As I mentioned in the last post, Vinyl's had a lot of design changes this semester, but we had a few problems.  These mainly arose because the poor timing of a lot of big events this semester that pretty much killed our teams work flow as well as a someone nebulous design plan.

Mike and I from the beginning wanted the game to be everyone’s game.  We know how not having interest in a project can kill your desire to work on it, we saw a lot of that in cohort 2 and wanted to try to prevent that.  So from the beginning we tried to incorporate everyone into the design process.  This worked fine with a small team, especially since there were only ever two or three of us vocal about any particular mechanic.  Once we blossomed into a team of eleven however, every design meeting became a smorgasbord of new features.  People would talk to whoever was nearby about possible ideas, some would make it through the grapevine and become solid ideas without ever going through official channels.  Having a more organized set up for managing what ideas are new, how they fit in the game and if we want to prototype them would have been helpful.  Perhaps, in addition our daily standup meetings we should have had a daily design meeting where everyone spit out whatever new feature was on their mind and if we wanted it in or not.
Still, with the chaos of half or more of the team being gone for the majority of the alpha phase (if you can even call it that), I feel this sort of nebulous approach kind of worked.  Since there were so many ideas floating around, it gave the engineers that were around plenty of things to tinker with, without having to worry about an actual end goal.  Essentially, we were still in the prototyping phase for most of the semester, which made sense considering we didn’t have the manpower to go into full blown production.

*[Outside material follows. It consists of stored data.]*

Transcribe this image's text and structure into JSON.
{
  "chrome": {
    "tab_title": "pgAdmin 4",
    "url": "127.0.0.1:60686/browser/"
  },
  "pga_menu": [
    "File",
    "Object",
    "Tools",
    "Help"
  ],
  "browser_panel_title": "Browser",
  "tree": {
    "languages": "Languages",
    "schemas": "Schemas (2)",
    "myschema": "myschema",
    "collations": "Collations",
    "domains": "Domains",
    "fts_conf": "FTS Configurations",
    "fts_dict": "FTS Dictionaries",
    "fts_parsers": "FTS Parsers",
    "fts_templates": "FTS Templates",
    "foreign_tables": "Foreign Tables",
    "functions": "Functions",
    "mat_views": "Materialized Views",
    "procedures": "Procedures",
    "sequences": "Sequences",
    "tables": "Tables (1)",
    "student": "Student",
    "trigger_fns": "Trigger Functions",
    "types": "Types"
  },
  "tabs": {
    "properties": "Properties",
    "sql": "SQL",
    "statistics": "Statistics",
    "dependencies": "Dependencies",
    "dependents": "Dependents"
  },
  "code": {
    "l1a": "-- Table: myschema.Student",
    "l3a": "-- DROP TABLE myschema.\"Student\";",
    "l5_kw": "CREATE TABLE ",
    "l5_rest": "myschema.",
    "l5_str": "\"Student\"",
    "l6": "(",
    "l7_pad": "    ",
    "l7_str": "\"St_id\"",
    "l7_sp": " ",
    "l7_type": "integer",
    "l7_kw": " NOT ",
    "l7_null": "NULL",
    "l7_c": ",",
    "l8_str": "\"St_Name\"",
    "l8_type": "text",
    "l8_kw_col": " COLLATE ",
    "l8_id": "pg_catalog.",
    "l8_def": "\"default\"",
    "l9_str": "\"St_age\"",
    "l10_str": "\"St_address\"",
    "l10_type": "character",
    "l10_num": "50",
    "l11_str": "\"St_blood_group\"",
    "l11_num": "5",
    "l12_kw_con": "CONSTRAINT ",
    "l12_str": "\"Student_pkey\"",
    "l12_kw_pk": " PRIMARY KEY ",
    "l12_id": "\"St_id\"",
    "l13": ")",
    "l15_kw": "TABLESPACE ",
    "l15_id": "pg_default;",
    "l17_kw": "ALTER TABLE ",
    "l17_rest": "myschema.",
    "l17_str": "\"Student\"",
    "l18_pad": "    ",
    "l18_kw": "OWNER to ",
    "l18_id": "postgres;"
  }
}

Since we spent so much more time prototyping we now have a lot of cool features available to us loosely linked together.   To help with this nebulous approach to design and since we feel everyone has now had pretty ample say in what the game is, we are in the process of appointing two designers to have final say on features, with a product manager to keep us on track for who our target audience is.  We still want to take everyone’s input seriously, but we need a clear focused goal.  Also, now is a good time to make this transition because we seem to be at a place where everyone is pretty excited about the general vibe of the game, therefore maintaining that feeling should appease the masses… in theory.
Right now we are thinking Mike and I for final say in design, but the decision is still up in the air.  What we want is two designers to sit down and decide what will and will not be part of the final feature list before the summer starts.  This is because we are pretty far behind and if we want to have something presentable by IGF we have all agreed we have to work on this over the summer.  Most of the team will be around and available to work on the project this summer, and they are thankfully the people I have grown to trust to actually get the work done.

If all goes to plan, we should have all the major features, including the few massive undertakings I mentioned earlier, in some sort of alpha stage before school even starts next semester.  Therefore we should be well on our way to having a reasonable beta by October.